Again - to be clear - I abhor Saddam, and will shed not a single tear when he dies. But if the occupiers want to string him up they should just do so. What sickens me is the shabby facsimile of a court hearing that we have (sort of) witnessed. I think the US administration has reached a point where it no longer matters how wafer thin the pretence is, they know that they are playing only to their supporters. Those who oppose them will oppose them in any case.

I suppose that this bogus trial will go down as just another footnote in the history, that will one day be written, of this awful and stupid middle-east adventure.

Methinks that 100 years from now, sooner probably, Bush will be looked upon as a turning-point president. The one who turned the world against America. And turned America's back on the world.

Sunday, November 05, 2006

A Bit Too Close To Home


I was looking at me hull earlier tonight, as the old girl bobbed and lurched with the motion of the briney. I thought I spied something amiss with her, but it was only a patch where the water left an unusual mark last time I was in port. Over the years I have had all manner of things bump and bang into the side of my little boat - they rarely do any harm, and if they do it is easy to put right.

Y'see, the sea isn't the natural enemy of the boat or the sailor. She is our friend, our protector, our reason for being. And although many's the man and boy that has lost his life to her, sailors are generally very affectionate towards "the big pond." And, although she sometimes carries things which harm, she carries us too. After a few years at sea, a man gets kinda used to her sweet embrace and cannot feel utterly calm anywhere else. I, for one, never get a solid eight hours minus the sway of the ocean.

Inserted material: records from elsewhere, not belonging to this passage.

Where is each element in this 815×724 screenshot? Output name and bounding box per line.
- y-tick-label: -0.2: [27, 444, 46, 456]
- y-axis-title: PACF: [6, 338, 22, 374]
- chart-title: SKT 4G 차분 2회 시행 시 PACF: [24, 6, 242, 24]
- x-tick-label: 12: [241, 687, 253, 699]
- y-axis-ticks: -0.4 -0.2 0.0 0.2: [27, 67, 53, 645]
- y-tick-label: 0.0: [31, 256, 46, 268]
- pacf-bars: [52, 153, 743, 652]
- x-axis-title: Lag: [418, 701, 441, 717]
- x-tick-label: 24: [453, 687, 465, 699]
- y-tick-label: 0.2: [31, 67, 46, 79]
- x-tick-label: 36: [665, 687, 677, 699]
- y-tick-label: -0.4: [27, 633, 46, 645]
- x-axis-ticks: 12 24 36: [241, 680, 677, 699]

Sailors have good hearts, by and large, and this leads them to love and respect the potentially lethal waters on which they sail. But we are a superstitious lot too - always fretting over inauspicious omens like dreading the appearance of a black cat on the dock afore we ship out. But in reality we generally don't have much to fear and are a hopeful lot.

How unlike America, and its current head-in-the-sand approach to the world. It has become so insular and fearful of its own people that it seeks to keep them in a constant state of fear. Why else would it behave as it does? Remember, all of the nonsense spouted by "Brains" in Washington and his band of merry men is targeted at America and Americans -- he is long past caring what the world thinks of him. The rationale seems to be that the population must be kept compliant and obedient. So, America must always have big, scary enemies.

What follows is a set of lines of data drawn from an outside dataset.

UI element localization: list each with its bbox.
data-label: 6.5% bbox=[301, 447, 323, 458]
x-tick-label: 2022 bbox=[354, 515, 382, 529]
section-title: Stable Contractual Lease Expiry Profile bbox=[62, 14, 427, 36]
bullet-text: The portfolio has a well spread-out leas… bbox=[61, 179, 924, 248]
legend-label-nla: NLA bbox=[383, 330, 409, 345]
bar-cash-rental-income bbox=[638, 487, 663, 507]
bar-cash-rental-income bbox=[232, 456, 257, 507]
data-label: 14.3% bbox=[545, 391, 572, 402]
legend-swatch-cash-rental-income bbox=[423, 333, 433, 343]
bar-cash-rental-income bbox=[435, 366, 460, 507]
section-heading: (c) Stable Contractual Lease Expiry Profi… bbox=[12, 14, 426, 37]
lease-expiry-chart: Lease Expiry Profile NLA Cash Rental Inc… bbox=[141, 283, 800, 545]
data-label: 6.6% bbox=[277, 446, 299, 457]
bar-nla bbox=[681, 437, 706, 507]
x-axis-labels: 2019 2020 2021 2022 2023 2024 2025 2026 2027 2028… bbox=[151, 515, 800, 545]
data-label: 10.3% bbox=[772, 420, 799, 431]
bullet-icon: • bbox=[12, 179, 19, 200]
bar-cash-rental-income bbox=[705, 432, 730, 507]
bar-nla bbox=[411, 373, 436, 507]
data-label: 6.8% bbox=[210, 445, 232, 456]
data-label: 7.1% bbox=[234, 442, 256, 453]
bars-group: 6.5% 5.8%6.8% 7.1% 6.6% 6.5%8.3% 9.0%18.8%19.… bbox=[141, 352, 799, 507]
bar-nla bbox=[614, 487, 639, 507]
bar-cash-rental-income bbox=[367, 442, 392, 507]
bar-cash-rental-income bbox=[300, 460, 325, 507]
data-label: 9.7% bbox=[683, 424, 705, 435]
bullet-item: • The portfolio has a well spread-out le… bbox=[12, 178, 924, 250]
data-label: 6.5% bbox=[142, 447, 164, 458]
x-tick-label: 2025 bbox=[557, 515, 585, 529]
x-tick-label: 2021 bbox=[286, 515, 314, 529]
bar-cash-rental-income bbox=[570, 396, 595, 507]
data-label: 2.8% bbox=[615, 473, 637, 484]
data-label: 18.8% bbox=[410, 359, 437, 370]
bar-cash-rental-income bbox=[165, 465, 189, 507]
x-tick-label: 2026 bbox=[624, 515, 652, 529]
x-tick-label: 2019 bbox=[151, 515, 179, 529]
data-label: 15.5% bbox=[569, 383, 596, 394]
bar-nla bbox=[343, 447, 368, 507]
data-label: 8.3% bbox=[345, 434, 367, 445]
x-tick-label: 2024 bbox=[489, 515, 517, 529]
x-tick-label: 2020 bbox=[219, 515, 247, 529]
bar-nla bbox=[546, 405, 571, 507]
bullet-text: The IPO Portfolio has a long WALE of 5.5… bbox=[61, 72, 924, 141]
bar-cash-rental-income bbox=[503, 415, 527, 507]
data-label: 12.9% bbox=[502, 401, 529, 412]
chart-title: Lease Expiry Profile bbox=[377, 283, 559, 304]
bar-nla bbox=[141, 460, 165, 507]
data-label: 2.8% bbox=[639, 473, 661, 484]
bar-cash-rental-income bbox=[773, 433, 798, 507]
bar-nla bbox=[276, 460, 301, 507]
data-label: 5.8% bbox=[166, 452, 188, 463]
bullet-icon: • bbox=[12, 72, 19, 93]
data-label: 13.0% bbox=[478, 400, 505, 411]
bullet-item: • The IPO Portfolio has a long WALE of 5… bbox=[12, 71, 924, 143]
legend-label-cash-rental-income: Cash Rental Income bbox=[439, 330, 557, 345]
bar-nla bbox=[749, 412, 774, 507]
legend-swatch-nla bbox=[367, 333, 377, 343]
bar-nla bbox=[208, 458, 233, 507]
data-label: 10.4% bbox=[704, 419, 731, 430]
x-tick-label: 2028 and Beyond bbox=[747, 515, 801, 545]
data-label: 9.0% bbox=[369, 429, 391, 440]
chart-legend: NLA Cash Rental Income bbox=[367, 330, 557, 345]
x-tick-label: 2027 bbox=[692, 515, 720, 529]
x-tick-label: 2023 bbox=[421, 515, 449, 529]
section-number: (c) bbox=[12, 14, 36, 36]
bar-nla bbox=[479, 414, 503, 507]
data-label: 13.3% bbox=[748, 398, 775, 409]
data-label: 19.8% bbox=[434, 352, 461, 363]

If America doesn't have an enemy, it creates one! The policy seems to be that there must be a Bogey Man to fear at all times.

Though in some cases America's enemies are more than illusory spectres. Take Osama - created by the US and supported by the US when his particular brand of evil was of use. Now the US terror-training has been utilised to destroy American lives, rather than the Soviet and Afghan lives at which it was aimed.

And before guys like him, it was Gadaffi - another pawn in the US's game-plan. And before him it was "the communists" and God knows who else. And as a side-show we get characters like Saddam - also a product of American meddling. He only ever wanted to be America's friend, and this was the case until the the US attacked him, not the other way around.

Years and years of this have had an impact on the popular consciousness. America has become fearful - because the powers that be want it to be fearful.

Fearful people are compliant and allow you to enslave them - and you get legislation like the Patriot Act, which probably would not have passed parliament anywhere else on earth.

Americans seem remarkably unruffled about their recent loss of freedoms, suggesting that they are either on-side with Bush and his corhort -- or that they are ignorant of the changes. Either is very worrying.